Il Cristianesimo pur riconoscendo pienamente la pressione dell'ambiente, pone però come dovere morale dell'uomo la lotta contro l'ambiente, pone un limite dove finisce l'ambiente e comincia il dovere. Nel considerare l'uomo responsabile, il Cristianesimo ne riconosce implicitamente la libertà. [16]

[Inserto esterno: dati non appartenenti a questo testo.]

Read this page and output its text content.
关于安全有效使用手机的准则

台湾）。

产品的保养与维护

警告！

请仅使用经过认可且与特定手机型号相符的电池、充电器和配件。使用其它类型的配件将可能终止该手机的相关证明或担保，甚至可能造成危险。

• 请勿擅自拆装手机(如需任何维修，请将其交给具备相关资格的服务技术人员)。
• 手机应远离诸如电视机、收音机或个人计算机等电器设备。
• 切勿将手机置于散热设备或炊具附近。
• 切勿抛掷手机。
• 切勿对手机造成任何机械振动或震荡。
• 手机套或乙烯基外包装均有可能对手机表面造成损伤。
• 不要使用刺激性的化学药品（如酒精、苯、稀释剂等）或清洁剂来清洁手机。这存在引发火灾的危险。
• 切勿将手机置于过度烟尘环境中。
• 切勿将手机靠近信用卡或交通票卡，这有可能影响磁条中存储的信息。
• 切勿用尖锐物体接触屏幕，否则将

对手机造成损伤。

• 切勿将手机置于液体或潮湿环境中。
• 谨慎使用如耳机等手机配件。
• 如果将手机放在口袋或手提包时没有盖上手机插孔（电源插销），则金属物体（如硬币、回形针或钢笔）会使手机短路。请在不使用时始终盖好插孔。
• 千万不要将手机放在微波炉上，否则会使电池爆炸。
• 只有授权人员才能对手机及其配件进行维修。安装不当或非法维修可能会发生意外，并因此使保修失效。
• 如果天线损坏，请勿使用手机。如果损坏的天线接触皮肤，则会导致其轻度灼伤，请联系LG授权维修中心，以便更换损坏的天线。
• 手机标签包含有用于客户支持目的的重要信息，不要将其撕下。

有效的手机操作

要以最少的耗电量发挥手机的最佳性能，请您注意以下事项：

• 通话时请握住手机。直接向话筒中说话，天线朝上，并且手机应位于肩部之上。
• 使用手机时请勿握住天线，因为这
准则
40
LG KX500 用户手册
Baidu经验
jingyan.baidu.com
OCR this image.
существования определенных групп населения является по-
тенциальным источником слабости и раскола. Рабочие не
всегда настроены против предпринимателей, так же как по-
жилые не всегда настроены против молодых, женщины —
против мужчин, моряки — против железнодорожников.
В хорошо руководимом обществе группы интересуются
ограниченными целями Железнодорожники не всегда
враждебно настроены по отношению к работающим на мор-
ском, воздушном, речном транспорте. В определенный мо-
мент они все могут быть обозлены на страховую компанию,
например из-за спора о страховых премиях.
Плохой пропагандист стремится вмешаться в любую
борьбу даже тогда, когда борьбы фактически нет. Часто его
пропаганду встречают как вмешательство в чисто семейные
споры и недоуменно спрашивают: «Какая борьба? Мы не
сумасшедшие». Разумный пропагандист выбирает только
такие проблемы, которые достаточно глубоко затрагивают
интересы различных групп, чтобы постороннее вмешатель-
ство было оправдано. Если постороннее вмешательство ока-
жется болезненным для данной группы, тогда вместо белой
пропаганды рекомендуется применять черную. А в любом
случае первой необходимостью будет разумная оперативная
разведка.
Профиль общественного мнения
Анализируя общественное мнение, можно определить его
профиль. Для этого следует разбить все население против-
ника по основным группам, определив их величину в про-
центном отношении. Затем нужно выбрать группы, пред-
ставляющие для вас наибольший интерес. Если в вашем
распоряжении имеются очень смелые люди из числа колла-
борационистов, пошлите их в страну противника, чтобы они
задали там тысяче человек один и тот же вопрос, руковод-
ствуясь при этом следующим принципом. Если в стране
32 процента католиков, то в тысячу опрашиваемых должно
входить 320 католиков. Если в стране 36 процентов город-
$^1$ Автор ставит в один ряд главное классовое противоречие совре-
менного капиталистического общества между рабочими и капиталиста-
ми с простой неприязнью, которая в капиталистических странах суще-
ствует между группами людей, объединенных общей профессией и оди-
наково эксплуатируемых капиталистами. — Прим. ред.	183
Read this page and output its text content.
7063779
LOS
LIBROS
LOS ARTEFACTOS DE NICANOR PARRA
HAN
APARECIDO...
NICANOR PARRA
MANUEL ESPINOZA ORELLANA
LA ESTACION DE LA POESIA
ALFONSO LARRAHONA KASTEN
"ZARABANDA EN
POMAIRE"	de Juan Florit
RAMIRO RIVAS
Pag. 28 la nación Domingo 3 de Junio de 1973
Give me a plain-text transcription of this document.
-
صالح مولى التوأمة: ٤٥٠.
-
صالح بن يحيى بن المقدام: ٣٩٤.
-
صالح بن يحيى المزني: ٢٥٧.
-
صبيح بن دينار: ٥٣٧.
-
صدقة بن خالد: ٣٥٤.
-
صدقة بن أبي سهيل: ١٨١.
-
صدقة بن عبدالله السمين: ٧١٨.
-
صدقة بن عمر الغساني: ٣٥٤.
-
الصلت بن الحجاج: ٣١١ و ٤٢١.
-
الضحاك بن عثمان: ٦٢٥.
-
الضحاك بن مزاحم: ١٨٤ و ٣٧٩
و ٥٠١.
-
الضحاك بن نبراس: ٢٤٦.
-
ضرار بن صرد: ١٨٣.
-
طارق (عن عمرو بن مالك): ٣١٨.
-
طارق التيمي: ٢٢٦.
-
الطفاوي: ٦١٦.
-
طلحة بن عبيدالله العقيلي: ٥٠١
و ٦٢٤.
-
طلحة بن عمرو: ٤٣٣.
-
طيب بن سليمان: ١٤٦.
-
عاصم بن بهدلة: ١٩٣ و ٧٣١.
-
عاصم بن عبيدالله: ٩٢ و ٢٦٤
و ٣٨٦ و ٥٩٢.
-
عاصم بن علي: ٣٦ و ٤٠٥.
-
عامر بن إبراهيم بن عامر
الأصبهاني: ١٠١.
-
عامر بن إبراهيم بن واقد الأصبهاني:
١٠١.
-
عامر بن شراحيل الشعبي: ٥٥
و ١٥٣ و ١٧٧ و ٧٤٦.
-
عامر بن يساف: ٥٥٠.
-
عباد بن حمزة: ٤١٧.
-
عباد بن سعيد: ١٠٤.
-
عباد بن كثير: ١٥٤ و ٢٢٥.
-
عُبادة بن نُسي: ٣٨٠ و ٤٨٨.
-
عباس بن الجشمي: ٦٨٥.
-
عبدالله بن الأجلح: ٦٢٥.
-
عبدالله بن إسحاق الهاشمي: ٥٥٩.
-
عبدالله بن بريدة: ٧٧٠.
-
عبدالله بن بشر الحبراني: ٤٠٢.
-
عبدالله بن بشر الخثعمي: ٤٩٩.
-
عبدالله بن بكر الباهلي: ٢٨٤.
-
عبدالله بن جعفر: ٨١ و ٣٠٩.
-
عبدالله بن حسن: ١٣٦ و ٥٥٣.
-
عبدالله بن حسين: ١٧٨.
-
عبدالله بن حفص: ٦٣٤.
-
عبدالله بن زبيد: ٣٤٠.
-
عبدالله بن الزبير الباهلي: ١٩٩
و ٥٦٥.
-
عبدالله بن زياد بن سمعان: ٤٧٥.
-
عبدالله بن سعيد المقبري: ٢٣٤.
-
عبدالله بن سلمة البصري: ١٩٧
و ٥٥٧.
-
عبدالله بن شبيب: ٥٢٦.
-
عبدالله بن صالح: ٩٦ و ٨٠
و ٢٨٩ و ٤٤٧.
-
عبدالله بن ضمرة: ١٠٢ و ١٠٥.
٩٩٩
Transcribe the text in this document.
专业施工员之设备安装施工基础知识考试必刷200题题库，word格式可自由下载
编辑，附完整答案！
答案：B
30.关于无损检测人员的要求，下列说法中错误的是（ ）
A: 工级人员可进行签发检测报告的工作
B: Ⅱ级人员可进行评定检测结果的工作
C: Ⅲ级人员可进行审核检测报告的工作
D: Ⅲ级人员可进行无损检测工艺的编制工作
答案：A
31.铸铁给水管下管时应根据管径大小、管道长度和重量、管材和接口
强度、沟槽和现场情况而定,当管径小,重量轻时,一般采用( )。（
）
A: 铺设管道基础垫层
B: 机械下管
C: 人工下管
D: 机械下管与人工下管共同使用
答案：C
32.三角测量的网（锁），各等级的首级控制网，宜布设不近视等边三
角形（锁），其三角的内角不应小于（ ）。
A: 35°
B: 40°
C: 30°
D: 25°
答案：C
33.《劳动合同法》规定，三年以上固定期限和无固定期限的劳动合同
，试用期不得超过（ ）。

Ecco dunque il grande dono del Creatore alla sua creatura: Dio ha voluto l'uomo libero. E Cristo ha ribadito questa libertà rifiutando le tentazioni di Satana e non scendendo dalla croce per rispetto della libertà degli uomini. I suoi discepoli lo vedranno risorto e crederanno in Lui per libera scelta di fede. Da qui l'accusa del Grande Inquisitore a Cristo: "Invece di impadronirti della libertà umana, Tu l'hai ingrandita e hai gravato per sempre, con il peso dei suoi tormenti, la vita dell'uomo. Tu volesti il libero amore dell'uomo affinché egli liberamente ti seguisse, attratto e conquistato da te" [17]. E prosegue: "Ma è possibile che Tu non abbia pensato che egli, oppresso da un fardello così terribile come la libertà di scelta, avrebbe alla fine respinto e discusso perfino la tua immagine e la tua verità [...] Ci sono sulla terra tre forze, tre sole forze in grado di vincere e di conquistare per sempre la coscienza di questi deboli ribelli, per la felicità loro; queste forze sono: il miracolo, il mistero e l'autorità. Tu respingesti la prima, la seconda e la terza, e così desti l'esempio" [18].
E conclude così il suo ragionamento:

E gli altri? Che colpa hanno gli altri, gli uomini deboli, di non aver potuto sopportare quello che hanno sopportato i forti? Che colpa ha l'anima debole se non ha la forza di accogliere doni così terribili? [...] E se c'è un mistero, anche noi avevamo il diritto di predicare il mistero e di insegnare agli uomini che non è la libera decisione dei loro cuori quello che importa e neppure l'amore, ma il mistero al quale devono inchinarsi ciecamente, anche contro la loro coscienza. E così abbiamo fatto. Abbiamo corretto l'opera tua e l'abbiamo fondata sul miracolo, sul mistero e sull'autorità. E gli uomini si sono rallegrati di essere di nuovo sospinti come un gregge e di sentirsi finalmente il cuore libero da un dono così terribile, che aveva procurato loro tante sofferenze! [19]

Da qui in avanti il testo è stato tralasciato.